Splunk Webinar: Exploring the Vital Need for Observability
Introduction
Hemanth from the Alliance Department here. This time, I would like to share on splunk webinar: exploring need of observability. It delves deep into the reasons why observability is critical practice for IT and engineering teams.
Speaker for the Session
Patrick Lin, SVP and GM, Observability at Splunk
The Recession-Resistant Power of Observability:
Observability is more than just a set of tools for monitoring IT infrastructure. It's a comprehensive approach that empowers teams to understand how their applications and infrastructure are performing, troubleshoot issues quickly, and proactively identify potential problems before they impact users. Even in an economic downturn, organizations won't cut back on observability – they'll optimize it to gain even more value.
Observability Beyond Cloud-Centricity:
While observability is particularly relevant for cloud-native architectures like microservices and containers, it's not limited to them.
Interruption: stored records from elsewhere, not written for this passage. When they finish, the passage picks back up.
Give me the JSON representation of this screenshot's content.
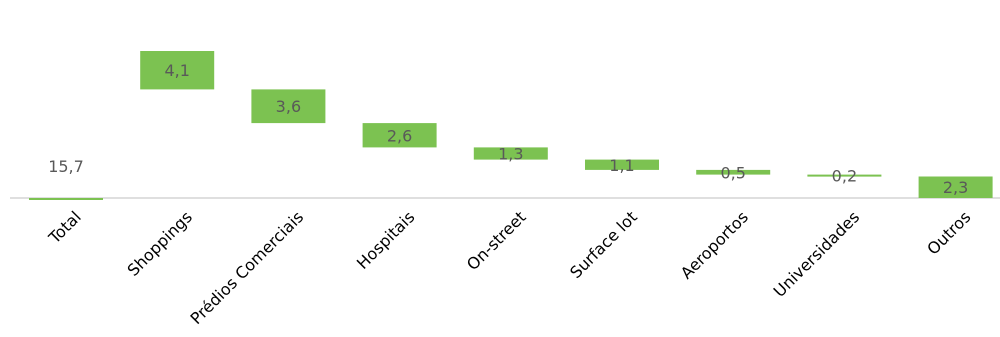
{
  "chart_data": {
    "type": "bar",
    "subtype": "waterfall",
    "categories": [
      "Total",
      "Shoppings",
      "Prédios Comerciais",
      "Hospitais",
      "On-street",
      "Surface lot",
      "Aeroportos",
      "Universidades",
      "Outros"
    ],
    "values": [
      15.7,
      4.1,
      3.6,
      2.6,
      1.3,
      1.1,
      0.5,
      0.2,
      2.3
    ],
    "data_labels": [
      "15,7",
      "4,1",
      "3,6",
      "2,6",
      "1,3",
      "1,1",
      "0,5",
      "0,2",
      "2,3"
    ],
    "title": "",
    "xlabel": "",
    "ylabel": "",
    "ylim": [
      0,
      15.7
    ],
    "grid": false,
    "legend": "none",
    "bar_color": "#7cc251"
  }
}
Organizations with hybrid environments, running both on-premises and cloud infrastructure, also require robust observability practices to ensure seamless operation and visibility across their entire IT landscape. Splunk has been at the forefront of observability for years, providing solutions to diverse IT environments and needs.
The Role of AI in Democratizing Observability:
One of the biggest challenges in observability is the ability to effectively query and analyze data to identify root causes. This is where AI and machine learning come in. By automating tasks like anomaly detection and generating insights, AI can remove barriers and empower everyone, regardless of their technical expertise, to gain valuable insights from their IT systems.
Breaking Down Silos with Holistic Observability:
Modern IT environments are often characterized by data silos, making it difficult to get a holistic view of what's happening. Splunk's observability platform bridges these silos, providing a unified view of on-premises, cloud, and third-party applications, empowering teams to diagnose issues faster and more effectively.
What to Look for in an Observability Solution:
When choosing an observability solution, there are several key factors to consider. Patrick Lin emphasizes the importance of:
Complete business visibility:
Look for a solution that goes beyond just logs, metrics, and traces, and provides a unified view of your entire IT ecosystem.
Faster problem detection and resolution:
The solution should empower you to identify and fix issues quickly and efficiently.
Data control and optimization:
Choose a solution that offers flexible data ingestion and processing capabilities to optimize costs and ensure efficient data usage.
Openness and integration:
Look for a solution that integrates seamlessly with your existing tools and technologies.
Reducing Stress During Major Incidents:
A robust observability platform can significantly reduce stress for IT engineers during major incidents. By providing a shared foundation for data and eliminating confusion caused by disparate tools, teams can collaborate more effectively, diagnose issues faster, and minimize downtime.
Key Hurdles and Overcoming Them:
While the data platform, analytical capabilities, and built-in visibility are crucial, successful implementation requires buy-in from people and process integration. Establishing a center of excellence or a shared team focused on observability can overcome these hurdles and ensure its successful adoption.
Data Management: Getting Better, but Still a Challenge:
Managing the cost of storing large amounts of observability data can be a challenge. Splunk's metrics pipeline management allows you to filter and aggregate data based on usage, optimizing storage costs and ensuring efficient data utilization.
Choosing the Right Observability Path:
When embarking on your observability journey, start by adopting open telemetry standards for unified data collection. Leverage Splunk's out-of-the-box capabilities and gradually customize dashboards and metrics as needed. By building your observability practice incrementally, you can ensure long term success.